Er wusste, worauf ich hinauswollte. »Meinen Namen hast du auch genannt«, gab er zu.
Ich seufzte resignierend. »Oft?«
»Wie oft genau ist ›oft‹?«
»O Gott!« Ich ließ den Kopf hängen.
Zärtlich und ganz selbstverständlich zog er mich an seine Brust.
»Fühl dich nicht bloßgestellt«, flüsterte er mir ins Ohr. »Wenn ich Träume hätte, würden sie alle von dir handeln. Und ich schäme mich nicht dafür.«
Dann hörten wir Reifen auf dem Pflaster der Auffahrt und sahen das Licht von Scheinwerfern in den Flur fallen. Ich verkrampfte in seinen Armen.
»Soll dein Vater wissen, dass ich hier bin?«, fragte er.
»Ich weiß nicht genau …« Ich versuchte die Sache in aller Schnelle zu durchdenken.
»Dann ein andermal …«
Und ich war allein.
»Edward!«, zischte ich.
Ich hörte ein gespenstisches Kichern, dann war alles still.
Der Schlüssel drehte sich im Schloss.
»Bella?«, rief Charlie. Bisher hatte mich die Frage immer genervt – wer sonst! Mit einem Mal erschien sie mir gar nicht mehr so abwegig.
»Hier bin ich.« Ich konnte nur hoffen, dass ihm der hysterische Unterton in meiner Stimme nicht auffiel. Meine Lasagne war mittlerweile fertig; ich holte sie aus der Mikrowelle und setzte mich an den Tisch. Nach meinem Tag mit Edward kamen mir Charlies Schritte im Flur unerträglich polternd vor.
»Kannst du mir auch so einen Teller machen?«, fragte er, als er in die Küche kam. »Ich bin total erledigt.« Er trat auf die Fersen seiner Stiefel, um sie sich von den Füßen zu streifen, und hielt sich dabei an der Lehne des Stuhles fest, auf dem eben noch Edward gesessen hatte.

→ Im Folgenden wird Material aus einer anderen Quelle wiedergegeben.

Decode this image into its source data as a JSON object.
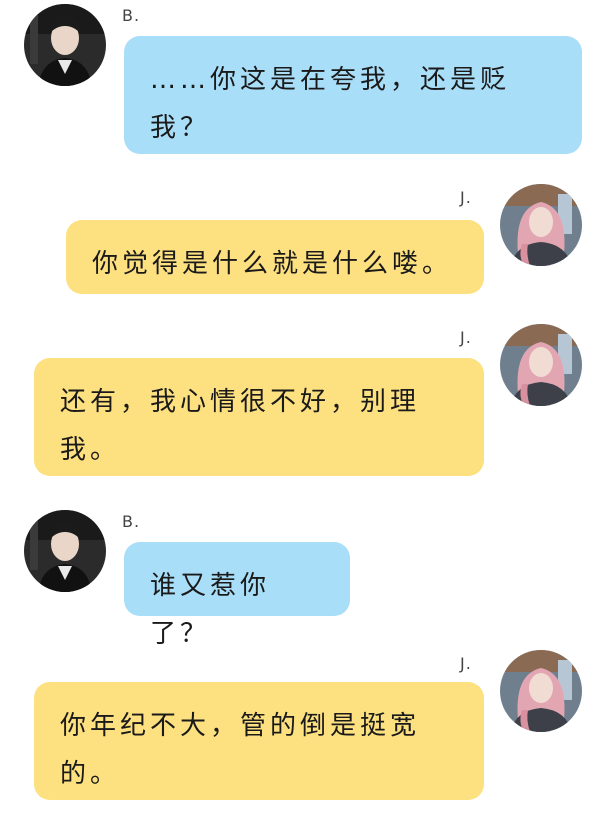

Ich ging mit meinem Teller zur Anrichte und schlang meine Portion im Stehen hinunter, während ich seine zurechtmachte. Prompt verbrannte ich mir die Zunge. Ich goss zwei Gläser Milch ein, während seine Lasagne aufwärmte, und trank hektisch, um den Schmerz zu lindern. Als ich das Glas abstellte, sah ich, dass die Milch im Glas leicht hin und her schwappte – meine Hand zitterte. Charlie setzte sich; der Kontrast zwischen ihm und Edward war grotesk.
»Danke«, sagte er, als ich ihm sein Essen hinstellte.
»Und, wie war dein Tag?«, fragte ich hastig. Ich konnte es nicht erwarten, hoch in mein Zimmer zu gehen.
»Gut. Die Fische haben gebissen. Und du? Alles erledigt, was du vorhattest?«
»Nicht ganz – es war zu schön draußen, um im Haus zu bleiben.« Ich schob mir eine letzte Gabel Lasagne in den Mund.
»Hast Recht, es war ein schöner Tag.«
Was für eine maßlose Untertreibung, dachte ich.
Dann kippte ich den Rest meiner Milch in einem Zug hinunter.
Charlie verblüffte mich dadurch, dass ihm meine Unruhe auffiel. »Hast du’s eilig?«
»Ja, ich bin müde. Ich geh zeitig schlafen.«
»Du wirkst eher aufgewühlt«, stellte er fest. Das ist doch nicht wahr, dachte ich verzweifelt – musste er ausgerechnet heute seinen aufmerksamen Tag haben?
»Ach, echt?« war alles, was ich erwidern konnte. Ich spülte eilig mein Geschirr ab und stürzte es zum Trocknen auf ein Küchentuch.
»Es ist Samstag«, überlegte er laut.
Ich antwortete nicht.
»Keine Pläne für den Abend?«, fragte er plötzlich.